Hi,
I was creating a logistic regression model and found that the observed 0/1 values didn’t match up with the probabilities which were supplied as parameters to a Bernoulli distribution. The code block below gives a minimal reproducible example:
import numpy as np
import pymc3 as pm
import scipy
N = 100
with pm.Model() as minimal_example:
X = pm.Normal('x',shape = N)
intercept = pm.Normal('intercept')
#intercept = 0
p = pm.Deterministic('p',pm.math.sigmoid(X + intercept))
Y = pm.Bernoulli('Y',p = p,shape = N)
samples = pm.sample_prior_predictive(samples=1)
print('Observed +1 values: ',np.sum(samples['Y']))
print('Expected +1 values: ',np.sum(samples['p']))

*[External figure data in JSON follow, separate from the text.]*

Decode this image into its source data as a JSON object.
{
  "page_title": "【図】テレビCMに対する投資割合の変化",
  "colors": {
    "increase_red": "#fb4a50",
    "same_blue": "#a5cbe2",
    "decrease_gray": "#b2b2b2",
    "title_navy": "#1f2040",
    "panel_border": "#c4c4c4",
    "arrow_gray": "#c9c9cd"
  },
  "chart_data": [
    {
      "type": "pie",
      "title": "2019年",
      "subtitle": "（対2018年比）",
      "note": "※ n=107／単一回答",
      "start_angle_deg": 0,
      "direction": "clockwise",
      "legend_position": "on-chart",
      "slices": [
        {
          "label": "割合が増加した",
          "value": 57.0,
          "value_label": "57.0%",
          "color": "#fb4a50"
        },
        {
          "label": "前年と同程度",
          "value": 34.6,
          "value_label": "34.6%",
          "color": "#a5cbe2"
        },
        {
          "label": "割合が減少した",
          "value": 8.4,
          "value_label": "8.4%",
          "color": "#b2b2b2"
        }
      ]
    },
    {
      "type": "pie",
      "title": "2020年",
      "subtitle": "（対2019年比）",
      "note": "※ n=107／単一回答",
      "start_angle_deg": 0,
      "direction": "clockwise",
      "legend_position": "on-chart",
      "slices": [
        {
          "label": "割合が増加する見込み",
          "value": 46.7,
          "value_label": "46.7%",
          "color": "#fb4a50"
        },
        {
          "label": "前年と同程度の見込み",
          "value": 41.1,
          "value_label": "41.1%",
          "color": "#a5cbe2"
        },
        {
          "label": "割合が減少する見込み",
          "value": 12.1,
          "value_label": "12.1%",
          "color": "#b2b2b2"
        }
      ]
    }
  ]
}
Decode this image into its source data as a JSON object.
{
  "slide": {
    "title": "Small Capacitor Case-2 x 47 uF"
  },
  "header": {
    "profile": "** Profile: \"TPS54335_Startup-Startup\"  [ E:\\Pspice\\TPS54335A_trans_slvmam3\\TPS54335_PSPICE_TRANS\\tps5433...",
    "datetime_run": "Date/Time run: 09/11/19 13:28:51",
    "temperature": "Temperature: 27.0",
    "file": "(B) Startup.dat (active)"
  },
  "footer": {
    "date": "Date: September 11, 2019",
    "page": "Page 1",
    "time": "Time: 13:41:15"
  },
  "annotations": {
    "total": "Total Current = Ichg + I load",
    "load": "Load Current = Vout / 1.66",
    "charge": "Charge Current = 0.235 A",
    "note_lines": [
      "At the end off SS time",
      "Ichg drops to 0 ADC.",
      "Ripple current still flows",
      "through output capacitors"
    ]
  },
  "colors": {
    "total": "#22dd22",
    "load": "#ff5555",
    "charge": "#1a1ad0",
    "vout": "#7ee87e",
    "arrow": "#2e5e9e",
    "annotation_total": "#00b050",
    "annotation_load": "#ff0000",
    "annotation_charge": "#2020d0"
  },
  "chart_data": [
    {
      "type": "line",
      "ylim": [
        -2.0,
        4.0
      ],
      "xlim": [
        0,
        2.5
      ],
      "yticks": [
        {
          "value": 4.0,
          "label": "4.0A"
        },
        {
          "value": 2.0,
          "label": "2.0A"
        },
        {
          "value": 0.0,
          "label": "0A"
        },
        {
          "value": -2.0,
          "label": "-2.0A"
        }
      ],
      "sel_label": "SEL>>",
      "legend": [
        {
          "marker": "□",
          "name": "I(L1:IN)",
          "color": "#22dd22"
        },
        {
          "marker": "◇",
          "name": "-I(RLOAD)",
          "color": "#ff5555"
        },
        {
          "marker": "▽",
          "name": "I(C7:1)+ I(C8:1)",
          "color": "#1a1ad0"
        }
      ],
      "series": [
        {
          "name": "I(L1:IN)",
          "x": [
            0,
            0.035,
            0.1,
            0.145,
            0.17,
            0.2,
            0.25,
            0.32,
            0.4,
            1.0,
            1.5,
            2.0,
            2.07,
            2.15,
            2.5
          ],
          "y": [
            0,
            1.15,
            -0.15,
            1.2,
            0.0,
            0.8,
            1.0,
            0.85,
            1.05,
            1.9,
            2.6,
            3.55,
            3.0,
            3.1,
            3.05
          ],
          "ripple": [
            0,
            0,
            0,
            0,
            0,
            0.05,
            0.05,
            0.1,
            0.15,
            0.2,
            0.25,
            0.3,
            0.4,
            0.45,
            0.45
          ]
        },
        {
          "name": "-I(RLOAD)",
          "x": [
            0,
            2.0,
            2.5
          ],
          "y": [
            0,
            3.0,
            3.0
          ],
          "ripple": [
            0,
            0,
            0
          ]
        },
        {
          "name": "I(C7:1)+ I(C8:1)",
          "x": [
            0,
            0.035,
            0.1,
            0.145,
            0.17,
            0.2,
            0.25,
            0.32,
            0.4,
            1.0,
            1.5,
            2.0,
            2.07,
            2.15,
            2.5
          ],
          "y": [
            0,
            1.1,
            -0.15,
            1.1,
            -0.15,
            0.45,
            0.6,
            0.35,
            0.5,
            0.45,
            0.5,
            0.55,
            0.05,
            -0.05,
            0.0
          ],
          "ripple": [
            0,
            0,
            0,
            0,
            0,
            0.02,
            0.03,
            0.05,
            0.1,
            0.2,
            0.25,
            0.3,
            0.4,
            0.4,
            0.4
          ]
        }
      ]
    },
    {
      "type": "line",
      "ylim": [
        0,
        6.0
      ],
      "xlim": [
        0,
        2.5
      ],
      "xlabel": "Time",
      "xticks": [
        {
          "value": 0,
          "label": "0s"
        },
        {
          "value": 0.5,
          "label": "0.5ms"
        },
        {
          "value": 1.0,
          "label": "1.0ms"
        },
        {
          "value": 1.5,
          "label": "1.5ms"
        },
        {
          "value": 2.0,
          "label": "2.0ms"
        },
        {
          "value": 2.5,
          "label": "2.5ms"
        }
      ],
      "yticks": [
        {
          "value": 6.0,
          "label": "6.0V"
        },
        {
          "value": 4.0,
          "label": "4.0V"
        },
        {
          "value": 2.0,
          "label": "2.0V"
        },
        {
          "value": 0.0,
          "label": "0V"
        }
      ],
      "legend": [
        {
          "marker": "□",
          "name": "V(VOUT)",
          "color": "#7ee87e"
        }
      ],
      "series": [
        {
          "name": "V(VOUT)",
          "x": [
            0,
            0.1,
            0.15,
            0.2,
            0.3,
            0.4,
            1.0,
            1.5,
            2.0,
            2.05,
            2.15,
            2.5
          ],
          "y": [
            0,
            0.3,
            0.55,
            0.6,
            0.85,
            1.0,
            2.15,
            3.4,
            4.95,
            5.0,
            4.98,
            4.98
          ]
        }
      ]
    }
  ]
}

print('Corresponding binomial CDF:',scipy.stats.binom.cdf(np.sum(samples['Y']),np.sum(samples['p'])*2,0.5))
I ran this and got expected / observed counts of +1 values that were wildly incompatible (with corresponding binomial CDFs of nearly exactly 0 or 1). However, if I replace the intercept term above with the commented out line intercept = 0
then the predicted and observed Y values line up as expected.
TL;DR: logistic regression probabilities and observations are mismatched when sampling from a prior.